Midfielders: where’s our Vieira, our Petit, our Gilberto? Arteta, Wilshere, and Diaby suffer too many injuries. Will Ramsey rekindle last season’s form? Can Özil have more of an impact on his return? Can Cazorla and Chamberlain provide greater consistency and end product?
Forwards: how much longer can Alexis be expected to carry this team? Will Giroud and Welbeck ever be prolific enough? Why are Podolski and Campbell taking up squad spaces and wages if Wenger doesn’t want to use them? When will Walcott return and can he stay fit?
Manager: why does he leave so many holes in an already thin squad? Why does he seem so content with déjà vu?
And these are just some of the questions regarding the players and the manager, there are many more. You then have questions about the back room staff, the board, club ownership, off field issues such as ticket pricing, and so on. The list of questions and number of doubts seem endless.

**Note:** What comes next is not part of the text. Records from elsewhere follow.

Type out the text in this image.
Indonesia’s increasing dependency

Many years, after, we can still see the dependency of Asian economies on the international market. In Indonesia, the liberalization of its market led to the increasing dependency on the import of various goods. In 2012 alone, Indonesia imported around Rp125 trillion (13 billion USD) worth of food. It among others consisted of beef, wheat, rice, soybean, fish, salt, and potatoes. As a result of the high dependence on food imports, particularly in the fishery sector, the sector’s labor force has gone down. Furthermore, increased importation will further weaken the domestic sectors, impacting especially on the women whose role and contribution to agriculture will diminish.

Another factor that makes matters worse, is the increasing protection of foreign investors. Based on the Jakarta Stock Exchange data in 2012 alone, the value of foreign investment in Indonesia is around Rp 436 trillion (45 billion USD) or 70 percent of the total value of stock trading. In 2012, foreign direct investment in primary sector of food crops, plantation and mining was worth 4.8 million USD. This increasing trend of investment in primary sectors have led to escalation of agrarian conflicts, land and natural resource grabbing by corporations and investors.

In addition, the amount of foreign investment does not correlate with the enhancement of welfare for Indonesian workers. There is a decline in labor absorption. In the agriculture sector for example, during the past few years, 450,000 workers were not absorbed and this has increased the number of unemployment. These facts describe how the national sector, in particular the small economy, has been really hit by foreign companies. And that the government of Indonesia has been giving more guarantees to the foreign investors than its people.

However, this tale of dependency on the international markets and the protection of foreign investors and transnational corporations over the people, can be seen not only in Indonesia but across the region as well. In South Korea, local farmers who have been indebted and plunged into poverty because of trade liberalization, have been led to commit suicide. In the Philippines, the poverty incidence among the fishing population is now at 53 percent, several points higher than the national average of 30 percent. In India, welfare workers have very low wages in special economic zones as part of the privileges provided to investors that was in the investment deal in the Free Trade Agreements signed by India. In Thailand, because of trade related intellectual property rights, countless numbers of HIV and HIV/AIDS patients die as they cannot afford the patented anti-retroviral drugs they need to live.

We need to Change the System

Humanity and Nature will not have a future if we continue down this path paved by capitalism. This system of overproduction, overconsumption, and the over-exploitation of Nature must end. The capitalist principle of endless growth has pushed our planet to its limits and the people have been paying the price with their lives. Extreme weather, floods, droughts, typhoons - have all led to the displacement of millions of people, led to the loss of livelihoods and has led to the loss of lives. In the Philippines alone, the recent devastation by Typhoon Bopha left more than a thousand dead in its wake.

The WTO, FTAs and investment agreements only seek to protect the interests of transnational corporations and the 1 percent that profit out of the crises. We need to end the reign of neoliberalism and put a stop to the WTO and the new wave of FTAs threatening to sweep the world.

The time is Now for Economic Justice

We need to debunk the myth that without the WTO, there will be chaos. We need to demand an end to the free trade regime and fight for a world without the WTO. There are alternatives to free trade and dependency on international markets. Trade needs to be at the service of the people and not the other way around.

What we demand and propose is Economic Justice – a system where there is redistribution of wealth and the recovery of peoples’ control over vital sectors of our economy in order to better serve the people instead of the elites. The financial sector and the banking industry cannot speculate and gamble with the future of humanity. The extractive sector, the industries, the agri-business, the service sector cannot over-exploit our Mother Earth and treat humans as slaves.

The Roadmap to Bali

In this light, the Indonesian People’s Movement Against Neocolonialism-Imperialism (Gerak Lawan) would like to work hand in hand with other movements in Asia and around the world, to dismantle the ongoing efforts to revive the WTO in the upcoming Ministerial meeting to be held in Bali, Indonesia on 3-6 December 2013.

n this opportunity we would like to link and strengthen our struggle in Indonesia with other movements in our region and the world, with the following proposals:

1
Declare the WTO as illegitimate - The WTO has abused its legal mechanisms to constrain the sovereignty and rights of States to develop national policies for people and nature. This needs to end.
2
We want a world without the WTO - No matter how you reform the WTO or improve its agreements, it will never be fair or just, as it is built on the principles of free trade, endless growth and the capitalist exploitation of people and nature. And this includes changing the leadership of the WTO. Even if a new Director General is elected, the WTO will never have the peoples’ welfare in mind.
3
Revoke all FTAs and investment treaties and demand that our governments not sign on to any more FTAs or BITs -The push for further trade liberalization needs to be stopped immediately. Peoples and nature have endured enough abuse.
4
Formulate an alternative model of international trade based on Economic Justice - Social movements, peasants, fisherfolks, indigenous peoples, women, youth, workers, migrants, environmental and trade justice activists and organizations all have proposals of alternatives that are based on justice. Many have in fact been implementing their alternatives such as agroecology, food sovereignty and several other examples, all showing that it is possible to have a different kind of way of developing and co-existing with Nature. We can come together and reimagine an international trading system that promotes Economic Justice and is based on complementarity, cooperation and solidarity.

I’m struggling to find the answers and the light at the end of my tunnel is fading, BUT…
The Arsenal is my club and Arsene is my manager, the greatest in our club’s proud history. So to challenge and question is one thing, but to fight and show disrespect is another. Whether its fans physically fighting amongst themselves or whether it be abuse towards Wenger, neither is acceptable. Call me cliché if you wish, but I believe in Victoria Concordia Crescit. I always have, I always will. The only way we’ll find the answers we’re all looking for is to stand together with our cannon facing out.